Customer referral programs have been a staple of marketing plans in many organizations for years. The axiom about the marketing cost to acquire customers relative to retaining them is well known, even if it has some variation (10 times more, 8 times more, 5 times more- others?). The exact number is not as significant as the realization that targeting current customers is essential to marketing effectiveness. Thus, it is in marketers' best interests to figure out how to nurture relationships that exist already.
Tapping Customer Connections
One strategy used in customer relationship management is to tap the social connections of customers by devising referral programs. The task of acquiring customers can be made easier by enlisting the help of current customers to recommend a business to their family, friends, or co-workers. Customers become a part of your sales team, sharing their experiences with their contacts. Although many customers voluntarily refer brands to their contacts, referral programs often sweeten the pot by offering incentives for referring someone who eventually becomes a customer (e.g., cash or free product). Finding new customers is challenging enough; why not enlist people already convinced of the value of your brand to advocate on your behalf?
The Surprising Payoff of Retention Programs
Customer acquisition is a significant motivation to implement referral programs, but they also can be an effective means of increasing customer retention. In a study published in the July 2013 issue of the Journal of Marketing, researchers Ina Garnefeld, Andreas Eggert, Sabrina Helm, and Stephen Tax examined the effects of customer referral programs on customer loyalty. Analyzing a data set from a global telecommunications company, they found that participation in a referral program has a pronounced effect on customer retention and loyalty. Defection rates among customers participating in a referral program dropped from 19% to 7% in one year. And, not only did referral program participants hang around as customers, but they spent more, too. Average monthly revenue from these customers grew by 11% compared to a control group.
Interestingly, customer tenure was negatively related to customer loyalty. Newer customers demonstrated a more positive relationship between referral program participation and attitudinal loyalty (i.e., liking and positive psychological attachment to the brand). An explanation for this finding is that \making referrals is a way for newer customers to align their attitudes ("I feel good about my cell phone provider") and behaviors. Customers that have had a longer relationship with a firm may have already achieved internal consistency in their feelings and behaviors toward a brand.

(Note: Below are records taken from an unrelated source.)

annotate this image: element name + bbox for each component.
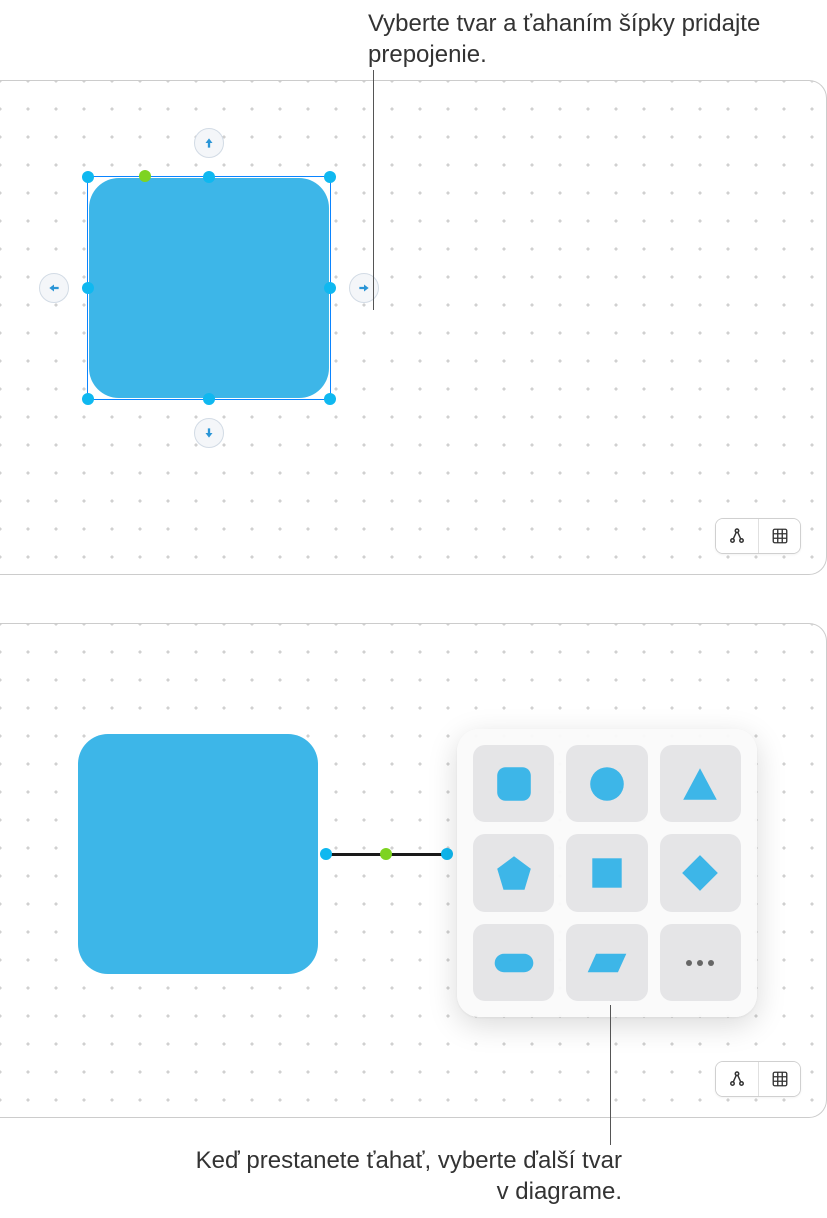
arrow-right-icon — [357, 281, 371, 295]
triangle-icon — [679, 763, 721, 805]
selection-handle-n[interactable] — [203, 171, 215, 183]
rounded-square-icon — [493, 763, 535, 805]
canvas-panel-shape-picker — [0, 623, 827, 1118]
diagram-mode-button[interactable] — [716, 519, 758, 553]
shape-option-square[interactable] — [566, 834, 647, 911]
connection-arrow-down[interactable] — [194, 418, 224, 448]
connection-arrow-left[interactable] — [39, 273, 69, 303]
corner-radius-handle[interactable] — [139, 170, 151, 182]
grid-toggle-button[interactable] — [758, 1062, 800, 1096]
callout-bottom: Keď prestanete ťahať, vyberte ďalší tvar… — [192, 1145, 622, 1207]
canvas-mini-toolbar — [715, 518, 801, 554]
diagram-icon — [728, 1070, 746, 1088]
connector-midpoint-handle[interactable] — [380, 848, 392, 860]
connection-arrow-up[interactable] — [194, 128, 224, 158]
parallelogram-icon — [586, 942, 628, 984]
shape-option-pentagon[interactable] — [473, 834, 554, 911]
shape-option-diamond[interactable] — [660, 834, 741, 911]
shape-option-more[interactable] — [660, 924, 741, 1001]
ellipsis-icon — [686, 960, 714, 966]
shape-option-circle[interactable] — [566, 745, 647, 822]
connection-arrow-right[interactable] — [349, 273, 379, 303]
grid-toggle-button[interactable] — [758, 519, 800, 553]
selection-handle-e[interactable] — [324, 282, 336, 294]
diagram-icon — [728, 527, 746, 545]
shape-option-rounded-square[interactable] — [473, 745, 554, 822]
shape-option-triangle[interactable] — [660, 745, 741, 822]
arrow-left-icon — [47, 281, 61, 295]
selection-handle-ne[interactable] — [324, 171, 336, 183]
shape-picker-popover — [457, 729, 757, 1017]
shape-option-parallelogram[interactable] — [566, 924, 647, 1001]
selection-handle-sw[interactable] — [82, 393, 94, 405]
callout-top: Vyberte tvar a ťahaním šípky pridajte pr… — [368, 8, 827, 70]
square-icon — [586, 852, 628, 894]
grid-icon — [771, 527, 789, 545]
callout-bottom-leader-line — [610, 1005, 611, 1145]
canvas-panel-selected-shape — [0, 80, 827, 575]
diagram-shape-rounded-square[interactable] — [78, 734, 318, 974]
pill-icon — [493, 942, 535, 984]
selection-handle-se[interactable] — [324, 393, 336, 405]
connector-endpoint-start[interactable] — [320, 848, 332, 860]
shape-option-pill[interactable] — [473, 924, 554, 1001]
selection-handle-w[interactable] — [82, 282, 94, 294]
selection-handle-s[interactable] — [203, 393, 215, 405]
pentagon-icon — [493, 852, 535, 894]
diamond-icon — [679, 852, 721, 894]
connector-endpoint-end[interactable] — [441, 848, 453, 860]
diagram-mode-button[interactable] — [716, 1062, 758, 1096]
grid-icon — [771, 1070, 789, 1088]
arrow-up-icon — [202, 136, 216, 150]
canvas-mini-toolbar — [715, 1061, 801, 1097]
selection-rectangle — [88, 177, 330, 399]
arrow-down-icon — [202, 426, 216, 440]
selection-handle-nw[interactable] — [82, 171, 94, 183]
callout-top-leader-line — [373, 70, 374, 310]
circle-icon — [586, 763, 628, 805]
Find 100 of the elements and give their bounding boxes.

Customer Referrals: A Dual Focus
Findings from the Garnefeld et al. study should prompt marketing managers to re-evaluate their use of customer referral programs. A tactic with a long history of being used for customer acquisition has a dual benefit of strengthening relationships with existing customers. An additional consideration in the research was reward size. Not surprisingly, a large reward (€50) had a positive effect on the interaction between program participation and attitudinal loyalty than a small reward (€5). In other words, offer sufficient value for customers to advocate on your behalf. The money invested will not only bring in new customers, but it could be instrumental in retaining current customers. Reducing customer defections is a key to improving profitability that must not be overlooked.